A future of inadequate infrastructure is closer than ever
A future of inadequate infrastructure is closer than ever, as a study of 10-year trends shows private investment in new infrastructure has declined steadily since 2010
Private investment in infrastructure through primary market transactions remains low at around US$100 billion per year and has been declining over the past decade according to a new Global Infrastructure Hub (GI Hub) report, Infrastructure Monitor 2020, released today.
Infrastructure Monitor 2020 also reveals that financial performance of infrastructure investments is better than is generally expected and that infrastructure becomes more stable over time whilst other asset classes increase in risk.
In 2017 GI Hub’s Global Infrastructure Outlook found the world was facing a US$15 trillion gap between projected investment and the amount needed to provide adequate global infrastructure by 2040.
GI Hub CEO Marie Lam-Frendo said that the Infrastructure Monitor report findings have significant implications for investors and regulators and are a building block on the road to infrastructure as an asset class.
“Private investment of US$100 billion per year is a drop in the ocean compared to the estimated US$15 trillion global infrastructure financing gap. Whilst mobilising private capital is key, Infrastructure Monitor shows a lack of private sector appetite for new infrastructure investment. Now is the time for industry to explore other options, with true partnership between the public and private sectors, to help close the infrastructure gap. This has become critical as governments around the world face fiscal challenges as a result of the COVID-19 pandemic,” said Lam-Frendo.
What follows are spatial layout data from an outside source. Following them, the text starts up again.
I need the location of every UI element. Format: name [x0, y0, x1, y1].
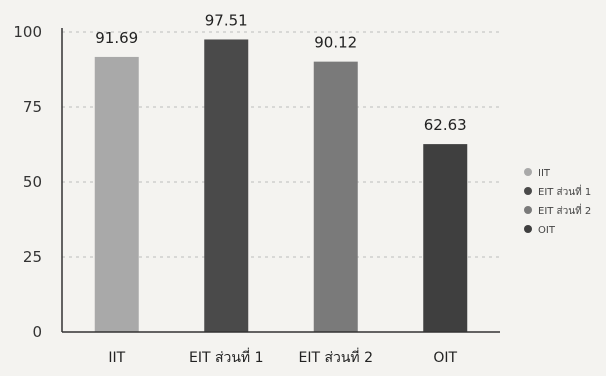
y-tick-label: 50 [23, 173, 42, 191]
y-tick-label: 0 [32, 323, 42, 341]
y-tick-label: 100 [13, 23, 42, 41]
bar [313, 61, 358, 332]
legend-label: EIT ส่วนที่ 1 [538, 184, 591, 198]
y-tick-label: 75 [23, 98, 42, 116]
bar-value-label: 90.12 [314, 34, 357, 52]
legend-marker [524, 206, 532, 214]
legend-label: EIT ส่วนที่ 2 [538, 203, 591, 217]
bar [423, 144, 468, 332]
bars [94, 39, 468, 333]
bar-value-label: 91.69 [95, 29, 138, 47]
legend-marker [524, 187, 532, 195]
labels: 91.69 IIT 97.51 EIT ส่วนที่ 1 90.12 EIT ส่วนท… [95, 11, 466, 366]
legend: IIT EIT ส่วนที่ 1 EIT ส่วนที่ 2 OIT [524, 168, 591, 236]
legend-label: OIT [538, 225, 556, 236]
bar [94, 56, 139, 333]
x-tick-label: OIT [433, 350, 457, 366]
legend-label: IIT [538, 168, 551, 179]
x-tick-label: IIT [108, 350, 125, 366]
axes: 0 25 50 75 100 [13, 23, 500, 341]
bar-value-label: 97.51 [205, 11, 248, 29]
bar-value-label: 62.63 [424, 116, 467, 134]
legend-marker [524, 225, 532, 233]
x-tick-label: EIT ส่วนที่ 1 [189, 348, 264, 366]
bar [204, 39, 249, 332]
legend-marker [524, 168, 532, 176]
x-tick-label: EIT ส่วนที่ 2 [298, 348, 373, 366]
y-tick-label: 25 [23, 248, 42, 266]
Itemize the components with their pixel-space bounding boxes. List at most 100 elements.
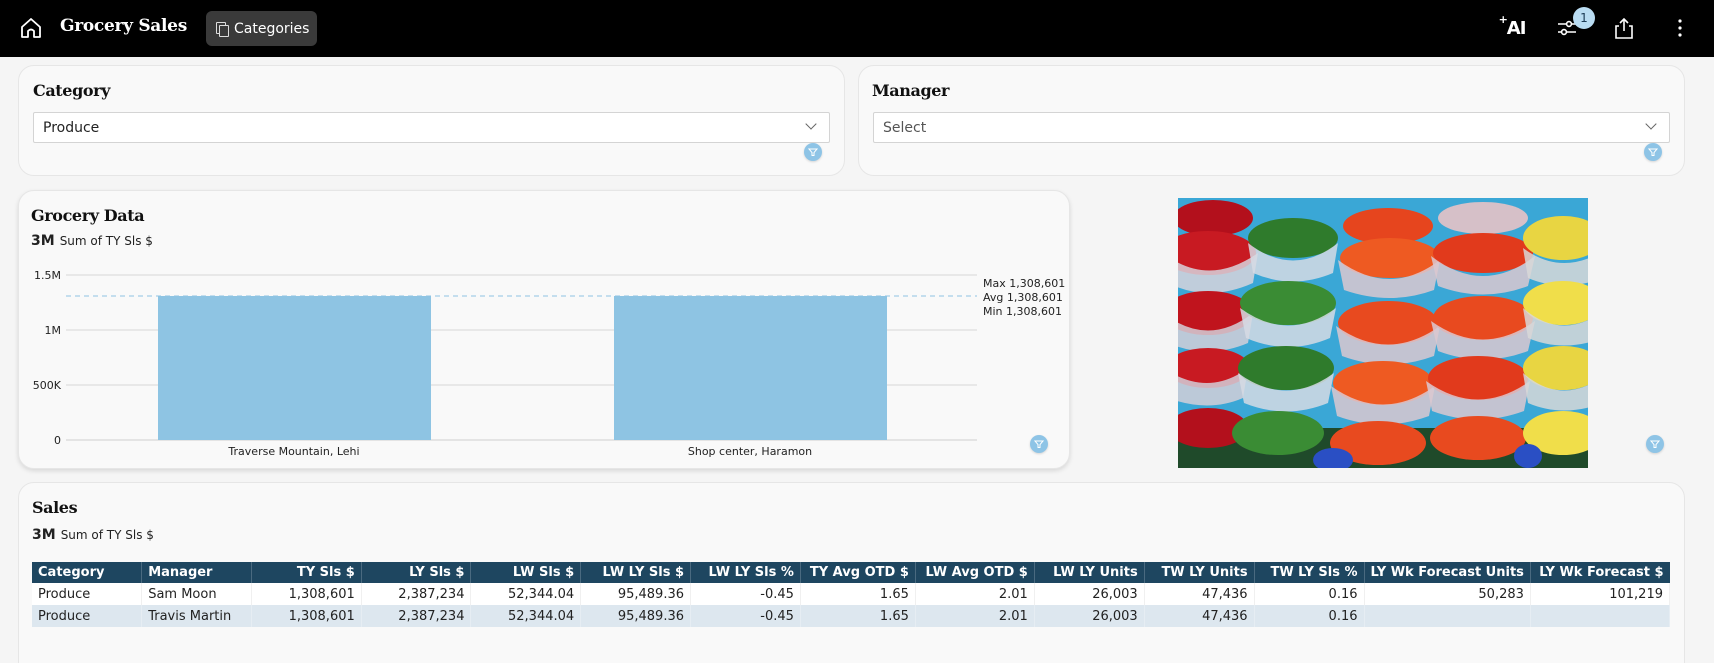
category-filter-funnel-button[interactable] [804, 143, 822, 161]
table-row[interactable]: Produce Sam Moon 1,308,601 2,387,234 52,… [32, 583, 1671, 605]
cell-lw-ly-units: 26,003 [1034, 605, 1145, 627]
cell-lw-sls: 52,344.04 [470, 583, 582, 605]
bar-traverse-mountain[interactable] [158, 296, 431, 440]
col-header-category[interactable]: Category [32, 562, 143, 583]
sales-kpi-value: 3M [32, 527, 56, 543]
y-axis-ticks: 1.5M 1M 500K 0 [33, 269, 62, 447]
sales-table: Category Manager TY Sls $ LY Sls $ LW Sl… [32, 562, 1671, 627]
cell-manager: Sam Moon [141, 583, 253, 605]
grocery-data-card: Grocery Data 3M Sum of TY Sls $ 1.5M 1M 5… [18, 190, 1070, 469]
cell-tw-ly-units: 47,436 [1144, 583, 1255, 605]
grocery-kpi-label: Sum of TY Sls $ [59, 234, 153, 248]
categories-icon [216, 21, 229, 37]
svg-text:1M: 1M [45, 324, 62, 337]
share-icon [1615, 17, 1633, 39]
more-vertical-icon [1678, 19, 1682, 37]
grocery-kpi: 3M Sum of TY Sls $ [31, 233, 153, 249]
chevron-down-icon [1645, 118, 1657, 130]
svg-text:Avg 1,308,601: Avg 1,308,601 [983, 291, 1063, 304]
col-header-lw-avg-otd[interactable]: LW Avg OTD $ [915, 562, 1035, 583]
manager-filter-card: Manager Select [858, 65, 1685, 176]
category-select-value: Produce [43, 119, 100, 136]
col-header-lw-ly-sls-pct[interactable]: LW LY Sls % [690, 562, 801, 583]
col-header-lw-ly-units[interactable]: LW LY Units [1034, 562, 1145, 583]
sales-title: Sales [32, 498, 78, 517]
chart-filter-funnel-button[interactable] [1030, 435, 1048, 453]
funnel-icon [1650, 440, 1660, 448]
cell-ty-avg-otd: 1.65 [800, 583, 916, 605]
category-filter-title: Category [33, 81, 111, 100]
category-filter-card: Category Produce [18, 65, 845, 176]
cell-ly-wk-forecast-units [1364, 605, 1531, 627]
cell-lw-avg-otd: 2.01 [915, 605, 1035, 627]
image-filter-funnel-button[interactable] [1646, 435, 1664, 453]
svg-text:0: 0 [54, 434, 61, 447]
funnel-icon [1034, 440, 1044, 448]
sales-kpi: 3M Sum of TY Sls $ [32, 527, 154, 543]
home-button[interactable] [18, 15, 44, 41]
cell-ly-sls: 2,387,234 [361, 583, 472, 605]
cell-tw-ly-sls-pct: 0.16 [1254, 605, 1365, 627]
col-header-ly-wk-forecast-dollars[interactable]: LY Wk Forecast $ [1530, 562, 1670, 583]
funnel-icon [808, 148, 818, 156]
col-header-lw-ly-sls[interactable]: LW LY Sls $ [580, 562, 692, 583]
categories-button[interactable]: Categories [206, 11, 317, 46]
manager-select[interactable]: Select [873, 112, 1670, 143]
table-header-row: Category Manager TY Sls $ LY Sls $ LW Sl… [32, 562, 1670, 583]
grocery-data-title: Grocery Data [31, 206, 145, 225]
col-header-lw-sls[interactable]: LW Sls $ [470, 562, 582, 583]
filter-sliders-icon [1558, 20, 1576, 36]
cell-ty-sls: 1,308,601 [251, 605, 362, 627]
table-row[interactable]: Produce Travis Martin 1,308,601 2,387,23… [32, 605, 1671, 627]
cell-ly-wk-forecast-dollars [1530, 605, 1671, 627]
cell-ly-wk-forecast-units: 50,283 [1364, 583, 1531, 605]
chart-bars [158, 296, 887, 440]
bar-shop-center[interactable] [614, 296, 887, 440]
produce-image [1178, 198, 1588, 468]
col-header-ty-sls[interactable]: TY Sls $ [251, 562, 362, 583]
cell-lw-ly-sls: 95,489.36 [580, 583, 692, 605]
col-header-tw-ly-units[interactable]: TW LY Units [1144, 562, 1255, 583]
col-header-ty-avg-otd[interactable]: TY Avg OTD $ [800, 562, 916, 583]
manager-filter-title: Manager [872, 81, 950, 100]
cell-lw-ly-units: 26,003 [1034, 583, 1145, 605]
cell-ty-sls: 1,308,601 [251, 583, 362, 605]
more-options-button[interactable] [1666, 14, 1694, 42]
svg-text:Min 1,308,601: Min 1,308,601 [983, 305, 1062, 318]
share-button[interactable] [1610, 14, 1638, 42]
svg-text:500K: 500K [33, 379, 62, 392]
cell-lw-ly-sls: 95,489.36 [580, 605, 692, 627]
cell-category: Produce [32, 605, 143, 627]
cell-lw-avg-otd: 2.01 [915, 583, 1035, 605]
svg-text:Max 1,308,601: Max 1,308,601 [983, 277, 1065, 290]
category-select[interactable]: Produce [33, 112, 830, 143]
cell-lw-ly-sls-pct: -0.45 [690, 583, 801, 605]
home-icon [21, 18, 41, 38]
cell-manager: Travis Martin [141, 605, 253, 627]
reference-line-labels: Max 1,308,601 Avg 1,308,601 Min 1,308,60… [983, 277, 1065, 318]
cell-tw-ly-units: 47,436 [1144, 605, 1255, 627]
col-header-ly-sls[interactable]: LY Sls $ [361, 562, 472, 583]
chevron-down-icon [805, 118, 817, 130]
cell-tw-ly-sls-pct: 0.16 [1254, 583, 1365, 605]
app-title: Grocery Sales [60, 16, 187, 36]
sales-kpi-label: Sum of TY Sls $ [60, 528, 154, 542]
svg-text:1.5M: 1.5M [34, 269, 61, 282]
grocery-kpi-value: 3M [31, 233, 55, 249]
filters-button[interactable] [1553, 14, 1581, 42]
x-axis-labels: Traverse Mountain, Lehi Shop center, Har… [227, 445, 812, 458]
manager-filter-funnel-button[interactable] [1644, 143, 1662, 161]
svg-text:Traverse Mountain, Lehi: Traverse Mountain, Lehi [227, 445, 359, 458]
ai-icon: +AI [1498, 13, 1527, 39]
cell-ty-avg-otd: 1.65 [800, 605, 916, 627]
col-header-manager[interactable]: Manager [141, 562, 253, 583]
funnel-icon [1648, 148, 1658, 156]
grocery-bar-chart: 1.5M 1M 500K 0 Traverse Mountain, Lehi S… [33, 269, 1065, 458]
ai-button[interactable]: +AI [1498, 13, 1527, 42]
cell-category: Produce [32, 583, 143, 605]
produce-photo-illustration [1178, 198, 1588, 468]
svg-text:Shop center, Haramon: Shop center, Haramon [688, 445, 812, 458]
cell-lw-ly-sls-pct: -0.45 [690, 605, 801, 627]
col-header-tw-ly-sls-pct[interactable]: TW LY Sls % [1254, 562, 1365, 583]
col-header-ly-wk-forecast-units[interactable]: LY Wk Forecast Units [1364, 562, 1531, 583]
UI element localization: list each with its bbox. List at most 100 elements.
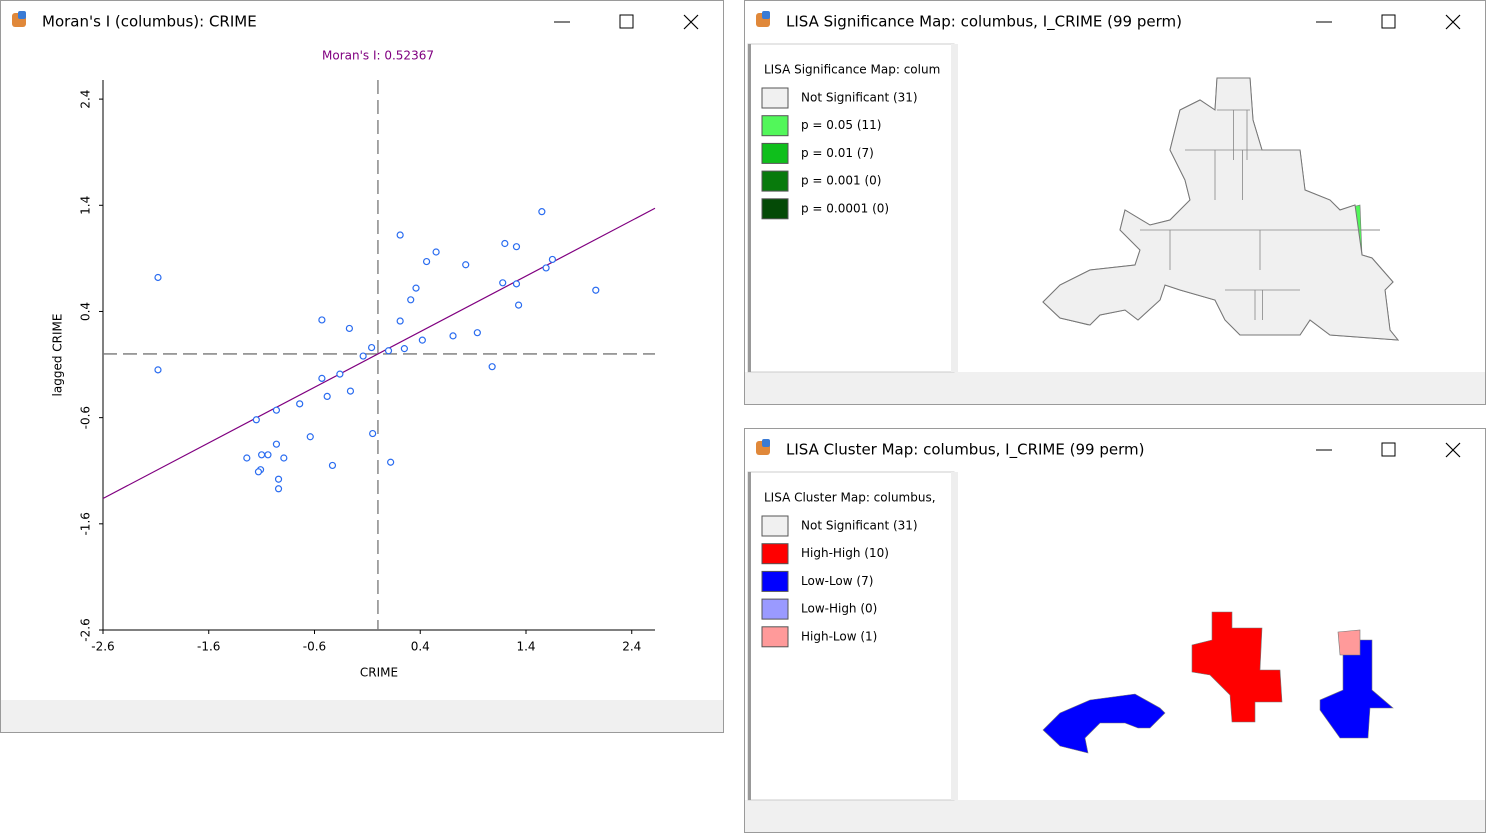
y-tick-label: -1.6: [79, 512, 93, 535]
point: [473, 329, 481, 337]
window: LISA Cluster Map: columbus, I_CRIME (99 …: [744, 77, 1486, 833]
point: [396, 231, 404, 239]
legend-swatch: [761, 543, 789, 565]
legend-label: High-High (10): [801, 546, 889, 560]
window-title: LISA Significance Map: columbus, I_CRIME…: [786, 13, 1182, 32]
tract: [1042, 693, 1166, 754]
tract-edge: [1225, 289, 1300, 320]
point: [499, 279, 507, 287]
point: [514, 301, 523, 309]
point: [328, 461, 337, 470]
point: [542, 264, 550, 272]
point: [407, 296, 415, 304]
tract: [1337, 629, 1361, 656]
legend-title: LISA Cluster Map: columbus,: [764, 491, 936, 505]
legend-label: Low-High (0): [801, 602, 877, 616]
legend-label: p = 0.01 (7): [801, 146, 874, 160]
point: [306, 433, 314, 441]
status-bar: [745, 800, 1485, 832]
point: [512, 243, 521, 251]
point: [154, 366, 162, 374]
legend-label: Low-Low (7): [801, 574, 873, 588]
maximize-button[interactable]: [1381, 14, 1396, 29]
y-tick-label: 0.4: [79, 302, 93, 321]
status-bar: [745, 372, 1485, 404]
panel-divider: [951, 44, 958, 372]
point: [359, 352, 367, 360]
point: [252, 416, 260, 424]
window-title: Moran's I (columbus): CRIME: [42, 13, 257, 31]
point: [548, 255, 557, 264]
close-button[interactable]: [1445, 442, 1461, 458]
x-tick-label: -1.6: [197, 640, 220, 654]
point: [387, 458, 395, 466]
regression-line: [102, 207, 656, 500]
x-tick-label: 2.4: [622, 640, 641, 654]
x-axis-label: CRIME: [360, 666, 398, 680]
point: [369, 429, 377, 438]
point: [488, 363, 496, 371]
point: [336, 370, 344, 378]
legend-strip: [748, 44, 751, 372]
legend-label: Not Significant (31): [801, 91, 918, 105]
point: [318, 374, 326, 382]
tract: [1319, 639, 1394, 739]
point: [400, 345, 408, 353]
window: Moran's I (columbus): CRIME -2.6 -1.6 -0.6 0…: [0, 0, 724, 733]
point: [432, 248, 440, 256]
legend-label: p = 0.05 (11): [801, 118, 881, 132]
point: [272, 406, 281, 414]
close-button[interactable]: [683, 14, 699, 30]
y-tick-label: 1.4: [79, 196, 93, 215]
legend-swatch: [761, 626, 789, 648]
x-tick-label: -0.6: [303, 640, 326, 654]
y-tick-label: -2.6: [79, 618, 93, 641]
x-tick-label: 1.4: [516, 640, 535, 654]
point: [412, 284, 420, 292]
legend-swatch: [761, 87, 789, 109]
legend-label: Not Significant (31): [801, 519, 918, 533]
point: [258, 451, 266, 459]
close-button[interactable]: [1445, 14, 1461, 30]
window: LISA Significance Map: columbus, I_CRIME…: [744, 0, 1486, 405]
window-frame: [0, 0, 724, 733]
point: [501, 239, 509, 248]
map: [1042, 77, 1399, 754]
tract: [1191, 611, 1283, 723]
morans-i-label: Moran's I: 0.52367: [322, 49, 434, 63]
legend-swatch: [761, 115, 789, 137]
point: [280, 454, 288, 462]
point: [367, 343, 376, 352]
legend-label: p = 0.001 (0): [801, 174, 881, 188]
y-axis-label: lagged CRIME: [51, 314, 65, 397]
point: [512, 280, 521, 288]
tract-edge: [1217, 109, 1250, 160]
point: [323, 392, 331, 401]
tract-edge: [1185, 149, 1300, 200]
legend-label: p = 0.0001 (0): [801, 201, 889, 215]
point: [272, 440, 281, 448]
point: [274, 485, 283, 493]
point: [422, 257, 431, 266]
maximize-button[interactable]: [1381, 442, 1396, 457]
legend-swatch: [761, 198, 789, 220]
tract-edge: [1140, 229, 1380, 270]
app-icon-mark: [18, 11, 26, 19]
point: [592, 286, 600, 294]
legend-strip: [748, 472, 751, 800]
point: [154, 273, 162, 282]
app-icon-mark: [762, 11, 770, 19]
maximize-button[interactable]: [619, 14, 634, 29]
point: [346, 387, 355, 395]
legend-swatch: [761, 598, 789, 620]
legend-swatch: [761, 570, 789, 592]
legend-label: High-Low (1): [801, 629, 877, 643]
x-tick-label: 0.4: [411, 640, 430, 654]
legend-title: LISA Significance Map: colum: [764, 63, 940, 77]
y-tick-label: -0.6: [79, 406, 93, 429]
point: [384, 347, 393, 355]
app-icon-mark: [762, 439, 770, 447]
window-title: LISA Cluster Map: columbus, I_CRIME (99 …: [786, 441, 1144, 460]
point: [318, 316, 326, 324]
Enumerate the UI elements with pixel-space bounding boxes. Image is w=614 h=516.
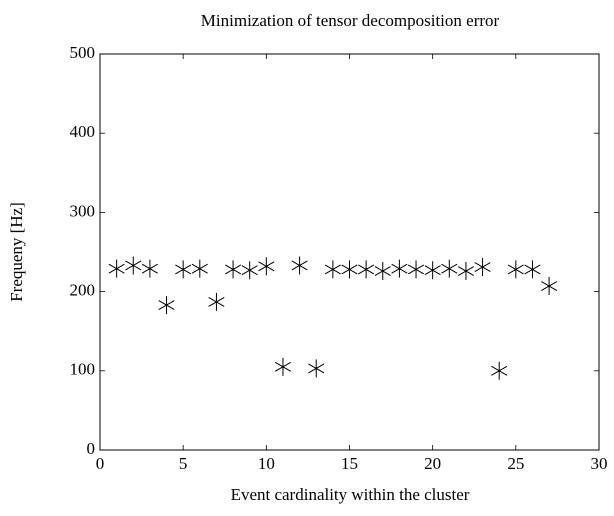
- point: [341, 260, 358, 279]
- plot-frame: [99, 53, 600, 451]
- point: [524, 260, 541, 279]
- point: [225, 260, 242, 279]
- point: [424, 261, 441, 280]
- point: [125, 256, 142, 275]
- point: [474, 258, 491, 277]
- x-tick-label: 15: [341, 454, 358, 473]
- point: [407, 260, 425, 279]
- point: [158, 296, 175, 315]
- point: [324, 260, 341, 279]
- y-tick-label: 500: [70, 43, 96, 62]
- y-tick-label: 200: [70, 281, 96, 300]
- x-tick-label: 20: [424, 454, 441, 473]
- y-tick-label: 400: [70, 122, 96, 141]
- point: [141, 259, 158, 278]
- y-tick-label: 300: [70, 201, 96, 220]
- x-tick-label: 30: [591, 454, 608, 473]
- point: [507, 260, 524, 279]
- x-tick-label: 5: [179, 454, 188, 473]
- chart-title: Minimization of tensor decomposition err…: [201, 11, 500, 30]
- x-tick-label: 10: [258, 454, 275, 473]
- point: [491, 361, 508, 380]
- point: [208, 292, 225, 311]
- y-axis-label: Frequeny [Hz]: [7, 202, 26, 302]
- point: [241, 261, 258, 280]
- point: [374, 262, 391, 281]
- point: [358, 260, 375, 279]
- point: [441, 259, 458, 278]
- point: [391, 259, 408, 278]
- point: [175, 260, 192, 279]
- y-tick-label: 100: [70, 360, 96, 379]
- point: [191, 259, 208, 278]
- point: [541, 277, 558, 296]
- point: [258, 257, 275, 276]
- point: [108, 259, 125, 278]
- point: [274, 357, 292, 376]
- x-axis-label: Event cardinality within the cluster: [231, 485, 470, 504]
- y-tick-label: 0: [87, 439, 96, 458]
- point: [457, 262, 474, 281]
- x-tick-label: 0: [96, 454, 105, 473]
- point: [291, 256, 308, 275]
- x-tick-label: 25: [507, 454, 524, 473]
- point: [308, 359, 325, 378]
Other key findings from Infrastructure Monitor 2020 include:
- In 2019, only 25% of private infrastructure transactions occurred in new infrastructure investments, down from 64% in 2010.
- Private investment in social infrastructure declined the most from US$19 billion in 2010 to US$3 billion in 2019.
- Social infrastructure has experienced lower default rates than other infrastructure sectors.
- Total investment in more carbon-intensive and less sustainable energy was greater than investment in renewables in low and middle-income countries.
- Latin America, the Middle East and North Africa have been fast growing regions for private investment, while Europe has seen the largest decline.
The inaugural global report provides data-driven insights from 2010–19 into priority areas of the G20 agenda on infrastructure.
In addition to the Infrastructure Monitor 2020 report, the Infrastructure Monitor website has the following features for infrastructure professionals:
- A Data Tool which allows users to explore relationships between infrastructure and development variables to discover how infrastructure investment relates to economic, social and environmental variables. Users can work with the data and create their own charts and graphs (Data Stories) that are shareable on the Monitor website and social media, and can be downloaded for other uses.
- Monitor Insights which are bite-sized data points with analysis on a variety of topics related to infrastructure investment, G20 infrastructure priority areas and the impact of COVID-19. Released on a regular basis, the Insights provide an ongoing stream of fresh data and analysis.
 Primary market transactions (i.e. new security offerings in either greenfield or brownfield infrastructure projects) normally represent an incremental investment in infrastructure and are a more important metric for private capital mobilisation than secondary market transactions.